Conrado Hübner Mendes
A crise política brasileira tem lá seu apelo subliterário. Não se pode negar que os diálogos vazados ou interceptados, de parte a parte, e as tantas reviravoltas na trama rendem a história pastosa e inverossímil que só um roteirista de série televisiva poderia oferecer. Poucos diálogos foram tão indicativos da ruína pública do Supremo Tribunal Federal (STF) quanto aquele travado entre o ex-ministro Romero Jucá e um empresário. Jucá dizia em 2015 ter conversado com ministros do STF e que a solução contra o avanço da Lava Jato, àquela altura, seria “um grande acordo nacional, com o Supremo, com tudo”. Ficou por isso mesmo. No redemoinho da autocorrosão institucional por que passam as instituições de controle, os diálogos vão se apagando da memória sem maior consequência.
A Constituição brasileira de 1988 também apostou que, “com o Supremo”, as turbulências democráticas seriam reconduzidas ao trilho constitucional. A aposta não tinha o cinismo de Jucá, mas o otimismo de uma refundação política. Ulysses Guimarães prometia a “Constituição do homem, pelo homem e para o homem. A Constituição da mudança e não do statu quo , a Constituição do amanhã, com cheiro de amanhã e não com cheiro de mofo”. Não percebia que o STF, naquele dia, já entrava na nova ordem constitucional com cheiro de mofo.
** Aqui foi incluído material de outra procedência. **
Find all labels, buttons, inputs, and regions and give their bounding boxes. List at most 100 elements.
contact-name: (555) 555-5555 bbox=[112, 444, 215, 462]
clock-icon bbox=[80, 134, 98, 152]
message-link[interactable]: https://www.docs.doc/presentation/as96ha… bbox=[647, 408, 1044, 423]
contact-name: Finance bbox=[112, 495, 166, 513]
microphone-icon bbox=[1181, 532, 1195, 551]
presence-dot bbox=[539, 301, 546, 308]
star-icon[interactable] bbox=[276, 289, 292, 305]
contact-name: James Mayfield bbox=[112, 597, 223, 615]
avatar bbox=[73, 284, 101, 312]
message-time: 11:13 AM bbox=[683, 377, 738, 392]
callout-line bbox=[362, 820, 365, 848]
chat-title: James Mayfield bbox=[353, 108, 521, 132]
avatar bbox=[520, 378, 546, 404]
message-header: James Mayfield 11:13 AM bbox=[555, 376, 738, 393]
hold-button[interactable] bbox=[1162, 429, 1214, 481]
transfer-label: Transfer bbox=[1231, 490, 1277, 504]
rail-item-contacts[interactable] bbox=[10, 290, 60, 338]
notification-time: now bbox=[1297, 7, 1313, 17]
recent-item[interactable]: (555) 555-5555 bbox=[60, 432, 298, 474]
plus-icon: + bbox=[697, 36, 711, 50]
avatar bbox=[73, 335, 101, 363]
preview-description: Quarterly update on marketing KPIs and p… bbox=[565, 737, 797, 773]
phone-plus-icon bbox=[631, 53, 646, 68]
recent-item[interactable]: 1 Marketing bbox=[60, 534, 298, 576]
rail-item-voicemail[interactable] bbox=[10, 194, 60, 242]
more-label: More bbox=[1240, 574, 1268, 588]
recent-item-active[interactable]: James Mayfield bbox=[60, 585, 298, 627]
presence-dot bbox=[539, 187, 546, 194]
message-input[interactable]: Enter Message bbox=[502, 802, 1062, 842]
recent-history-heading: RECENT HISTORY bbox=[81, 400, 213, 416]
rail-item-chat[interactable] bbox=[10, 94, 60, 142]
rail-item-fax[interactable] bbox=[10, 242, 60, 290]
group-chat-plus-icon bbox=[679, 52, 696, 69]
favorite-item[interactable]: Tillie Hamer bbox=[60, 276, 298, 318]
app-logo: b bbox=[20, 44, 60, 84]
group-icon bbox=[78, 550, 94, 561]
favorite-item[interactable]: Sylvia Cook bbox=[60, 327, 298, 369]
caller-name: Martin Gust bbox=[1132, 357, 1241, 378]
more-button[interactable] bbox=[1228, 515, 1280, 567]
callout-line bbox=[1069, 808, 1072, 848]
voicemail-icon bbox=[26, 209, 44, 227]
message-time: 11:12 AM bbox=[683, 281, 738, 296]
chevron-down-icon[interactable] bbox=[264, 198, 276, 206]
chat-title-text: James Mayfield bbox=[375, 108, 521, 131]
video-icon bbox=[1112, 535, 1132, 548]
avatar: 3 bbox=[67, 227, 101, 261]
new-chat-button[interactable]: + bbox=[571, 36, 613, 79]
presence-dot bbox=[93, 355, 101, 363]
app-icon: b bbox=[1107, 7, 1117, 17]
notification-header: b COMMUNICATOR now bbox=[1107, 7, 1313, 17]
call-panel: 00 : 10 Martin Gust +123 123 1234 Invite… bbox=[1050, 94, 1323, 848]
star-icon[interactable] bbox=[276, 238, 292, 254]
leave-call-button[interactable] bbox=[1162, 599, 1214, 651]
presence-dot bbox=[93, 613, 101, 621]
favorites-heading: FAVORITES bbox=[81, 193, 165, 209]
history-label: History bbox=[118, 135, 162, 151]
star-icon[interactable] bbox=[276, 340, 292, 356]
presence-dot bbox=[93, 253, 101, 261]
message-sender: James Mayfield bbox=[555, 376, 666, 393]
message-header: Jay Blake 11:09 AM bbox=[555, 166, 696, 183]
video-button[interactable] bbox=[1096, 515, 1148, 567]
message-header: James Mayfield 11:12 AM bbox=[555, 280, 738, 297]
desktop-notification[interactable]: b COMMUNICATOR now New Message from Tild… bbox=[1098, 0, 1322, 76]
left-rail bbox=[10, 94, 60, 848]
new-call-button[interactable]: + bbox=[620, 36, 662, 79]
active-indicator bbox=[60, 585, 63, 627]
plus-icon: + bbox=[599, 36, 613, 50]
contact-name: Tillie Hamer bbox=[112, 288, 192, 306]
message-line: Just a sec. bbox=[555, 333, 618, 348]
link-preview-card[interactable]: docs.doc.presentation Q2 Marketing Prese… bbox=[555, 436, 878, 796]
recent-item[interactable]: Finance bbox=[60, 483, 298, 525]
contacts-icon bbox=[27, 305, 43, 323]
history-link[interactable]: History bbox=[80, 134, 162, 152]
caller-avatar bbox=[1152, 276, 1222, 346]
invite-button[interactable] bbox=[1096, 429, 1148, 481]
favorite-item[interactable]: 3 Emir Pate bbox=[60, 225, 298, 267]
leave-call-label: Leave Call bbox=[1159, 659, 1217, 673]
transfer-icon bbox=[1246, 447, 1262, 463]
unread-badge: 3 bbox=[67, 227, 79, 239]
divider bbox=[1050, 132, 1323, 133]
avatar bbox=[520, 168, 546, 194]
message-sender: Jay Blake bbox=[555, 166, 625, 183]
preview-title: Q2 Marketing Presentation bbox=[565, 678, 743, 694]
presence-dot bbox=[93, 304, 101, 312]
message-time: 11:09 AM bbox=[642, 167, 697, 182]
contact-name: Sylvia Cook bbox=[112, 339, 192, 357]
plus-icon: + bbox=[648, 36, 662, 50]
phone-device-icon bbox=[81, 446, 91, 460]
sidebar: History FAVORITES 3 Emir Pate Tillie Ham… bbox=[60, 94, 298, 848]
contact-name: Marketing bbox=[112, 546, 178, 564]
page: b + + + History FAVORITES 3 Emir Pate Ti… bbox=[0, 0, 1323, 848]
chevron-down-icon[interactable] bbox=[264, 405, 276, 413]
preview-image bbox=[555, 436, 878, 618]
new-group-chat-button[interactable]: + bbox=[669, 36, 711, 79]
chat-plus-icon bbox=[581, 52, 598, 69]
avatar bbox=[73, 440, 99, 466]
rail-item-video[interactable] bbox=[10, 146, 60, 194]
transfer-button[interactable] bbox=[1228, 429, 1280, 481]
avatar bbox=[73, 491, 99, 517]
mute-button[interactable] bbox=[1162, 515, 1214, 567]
Os ministros da época, que a ditadura deixou de herança à democracia, agiram durante a Constituinte para que o STF apenas acumulasse novos poderes e competências, não para que concentrasse sua energia no crucial e fosse redimensionado. Não foi pensando em eficiência e funcionalidade que nasceu aquele STF. Nasceu mofado, e bem mais pesado. Mesmo assim, esperava-se que fosse um lastro dinâmico da democracia. Um ator acima de qualquer suspeita, que orientasse a política constitucional com inteligência e autonomia.
Esse mastodonte do “pode tudo ao mesmo tempo agora”, nas décadas seguintes, acumulou ainda mais competências (por meio das Emendas Constitucionais número 3, de 1993, e número 45, de 2004, e também de inovações jurisprudenciais e procedimentais). Trocou “destruição criativa”, que poderia reformar e racionalizar seu modus operandi , por “criatividade destrutiva”, que afeta cada vez mais a reputação da Corte.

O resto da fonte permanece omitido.